Gaetz pressed Sharpton on whether he had ever called Jews “white interlopers” or “diamond merchants,” and Sharpton admitted he called one person an “interloper,” though he did not know he was Jewish.
Sharpton, 64, claimed that he and Scarborough are now very close, as both are hosts on MSNBC. Gaetz and Sharpton repeatedly cut each other off during the questioning, leading Chairman Jerry Nadler to intervene.
“Rev. Sharpton has come before the House Judiciary Committee as a purported expert on policing, and yet his bigoted statements undermine the bipartisan work we should be doing to ensure that all citizens are able to come together and have safe communities,” Gaetz said.
Sharpton said he used language “graphically sometimes” to attack both whites and blacks, but that he was an “equal-opportunity attacker.” He evaded questions on whether he called white people “crackers” or ancient Greeks “homos.”
“Those are bigoted statements,” Gaetz then shouted at Sharpton.

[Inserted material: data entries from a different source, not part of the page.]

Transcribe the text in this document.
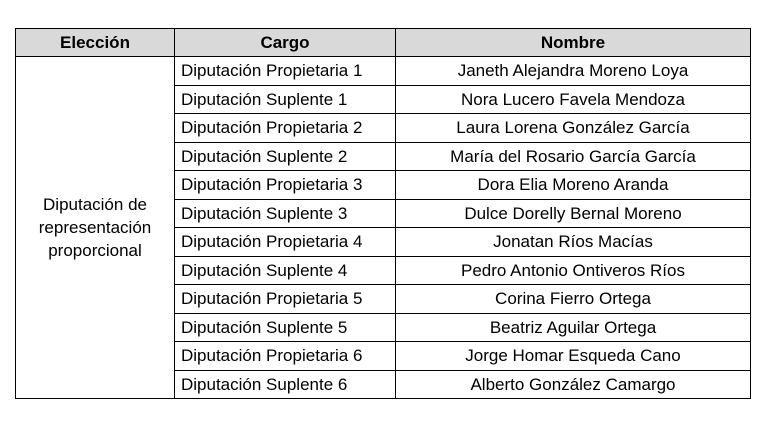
Elección	Cargo	Nombre
Diputación de
representación
proporcional	Diputación Propietaria 1	Janeth Alejandra Moreno Loya
	Diputación Suplente 1	Nora Lucero Favela Mendoza
	Diputación Propietaria 2	Laura Lorena González García
	Diputación Suplente 2	María del Rosario García García
	Diputación Propietaria 3	Dora Elia Moreno Aranda
	Diputación Suplente 3	Dulce Dorelly Bernal Moreno
	Diputación Propietaria 4	Jonatan Ríos Macías
	Diputación Suplente 4	Pedro Antonio Ontiveros Ríos
	Diputación Propietaria 5	Corina Fierro Ortega
	Diputación Suplente 5	Beatriz Aguilar Ortega
	Diputación Propietaria 6	Jorge Homar Esqueda Cano
	Diputación Suplente 6	Alberto González Camargo
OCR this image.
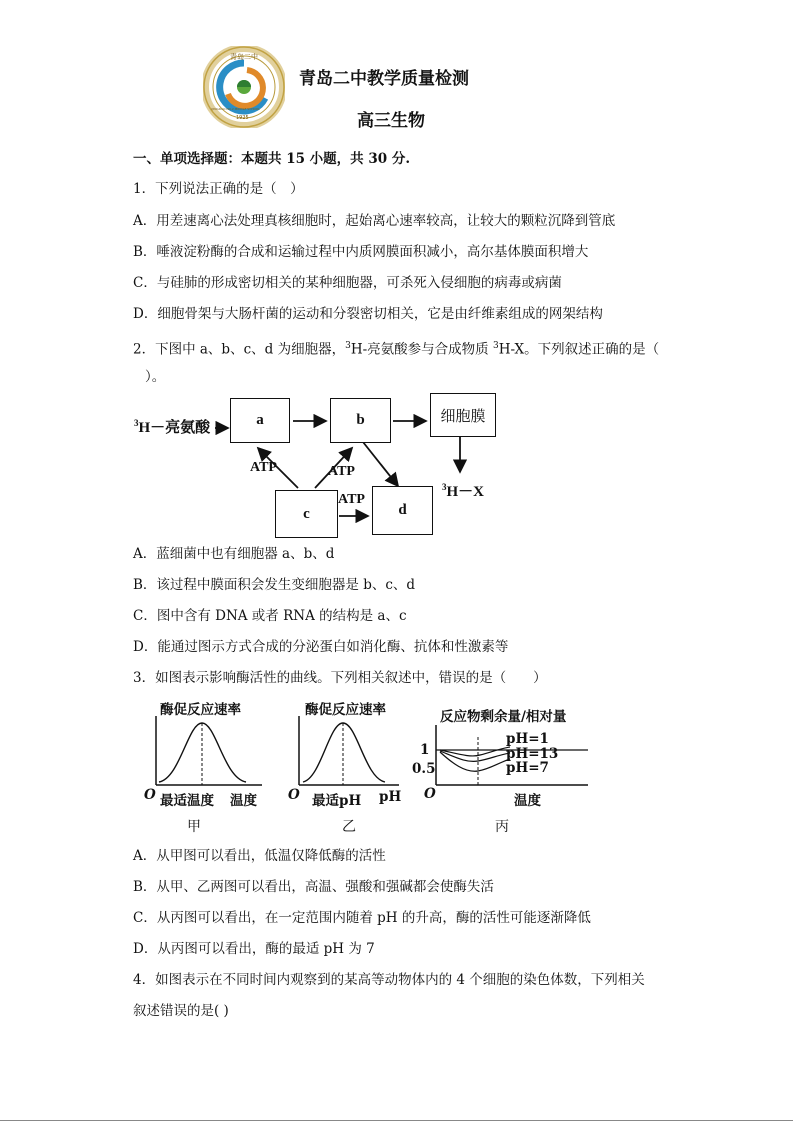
青岛二中
1925
QINGDAO NO.2 MIDDLE SCHOOL
青岛二中教学质量检测
高三生物
一、单项选择题：本题共 15 小题，共 30 分.
1．下列说法正确的是（　）
A．用差速离心法处理真核细胞时，起始离心速率较高，让较大的颗粒沉降到管底
B．唾液淀粉酶的合成和运输过程中内质网膜面积减小，高尔基体膜面积增大
C．与硅肺的形成密切相关的某种细胞器，可杀死入侵细胞的病毒或病菌
D．细胞骨架与大肠杆菌的运动和分裂密切相关，它是由纤维素组成的网架结构
2．下图中 a、b、c、d 为细胞器，$^3$H-亮氨酸参与合成物质 $^3$H-X。下列叙述正确的是（
）。
$^3$H－亮氨酸	a	b	细胞膜
c	d
ATP	ATP
ATP
$^3$H－X
A．蓝细菌中也有细胞器 a、b、d
B．该过程中膜面积会发生变细胞器是 b、c、d
C．图中含有 DNA 或者 RNA 的结构是 a、c
D．能通过图示方式合成的分泌蛋白如消化酶、抗体和性激素等
3．如图表示影响酶活性的曲线。下列相关叙述中，错误的是（　　）
酶促反应速率
O 最适温度 温度
甲
酶促反应速率
O 最适pH pH
乙
反应物剩余量/相对量
1
0.5
pH=1
pH=13
pH=7
O	温度
丙
A．从甲图可以看出，低温仅降低酶的活性
B．从甲、乙两图可以看出，高温、强酸和强碱都会使酶失活
C．从丙图可以看出，在一定范围内随着 pH 的升高，酶的活性可能逐渐降低
D．从丙图可以看出，酶的最适 pH 为 7
4．如图表示在不同时间内观察到的某高等动物体内的 4 个细胞的染色体数，下列相关
叙述错误的是( )
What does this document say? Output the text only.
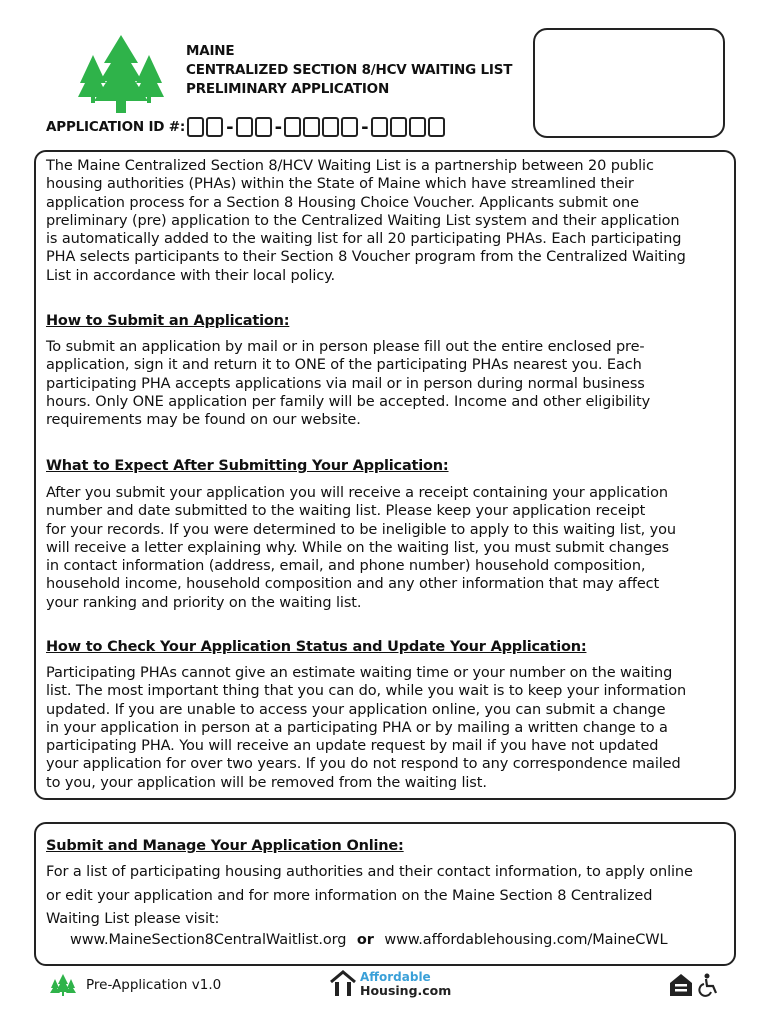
MAINE
CENTRALIZED SECTION 8/HCV WAITING LIST
PRELIMINARY APPLICATION
APPLICATION ID #: - -	-
The Maine Centralized Section 8/HCV Waiting List is a partnership between 20 public
housing authorities (PHAs) within the State of Maine which have streamlined their
application process for a Section 8 Housing Choice Voucher. Applicants submit one
preliminary (pre) application to the Centralized Waiting List system and their application
is automatically added to the waiting list for all 20 participating PHAs. Each participating
PHA selects participants to their Section 8 Voucher program from the Centralized Waiting
List in accordance with their local policy.
How to Submit an Application:
To submit an application by mail or in person please fill out the entire enclosed pre-
application, sign it and return it to ONE of the participating PHAs nearest you. Each
participating PHA accepts applications via mail or in person during normal business
hours. Only ONE application per family will be accepted. Income and other eligibility
requirements may be found on our website.
What to Expect After Submitting Your Application:
After you submit your application you will receive a receipt containing your application
number and date submitted to the waiting list. Please keep your application receipt
for your records. If you were determined to be ineligible to apply to this waiting list, you
will receive a letter explaining why. While on the waiting list, you must submit changes
in contact information (address, email, and phone number) household composition,
household income, household composition and any other information that may affect
your ranking and priority on the waiting list.
How to Check Your Application Status and Update Your Application:
Participating PHAs cannot give an estimate waiting time or your number on the waiting
list. The most important thing that you can do, while you wait is to keep your information
updated. If you are unable to access your application online, you can submit a change
in your application in person at a participating PHA or by mailing a written change to a
participating PHA. You will receive an update request by mail if you have not updated
your application for over two years. If you do not respond to any correspondence mailed
to you, your application will be removed from the waiting list.
Submit and Manage Your Application Online:
For a list of participating housing authorities and their contact information, to apply online
or edit your application and for more information on the Maine Section 8 Centralized
Waiting List please visit:
www.MaineSection8CentralWaitlist.org or www.affordablehousing.com/MaineCWL
Pre-Application v1.0	Affordable
Housing.com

“Yelling, and getting upset is beneath your office. You should calm down,” Sharpton said.
Nadler, 72, called Gaetz’s questioning “obnoxious” but said he could not object to them. “This is an outrage,” Democratic Texas Rep. Sheila Jackson Lee cut in, saying Gaetz was impugning Sharpton’s character. Gaetz and Sharpton continued yelling at each other before Nadler cut them off, saying the congressman’s time had expired.
Sharpton rose to prominence in the ’80s and ’90s for his activism, which has been described as “race-baiting.” He is especially notorious for his role in the 1991 Crown Heights riots.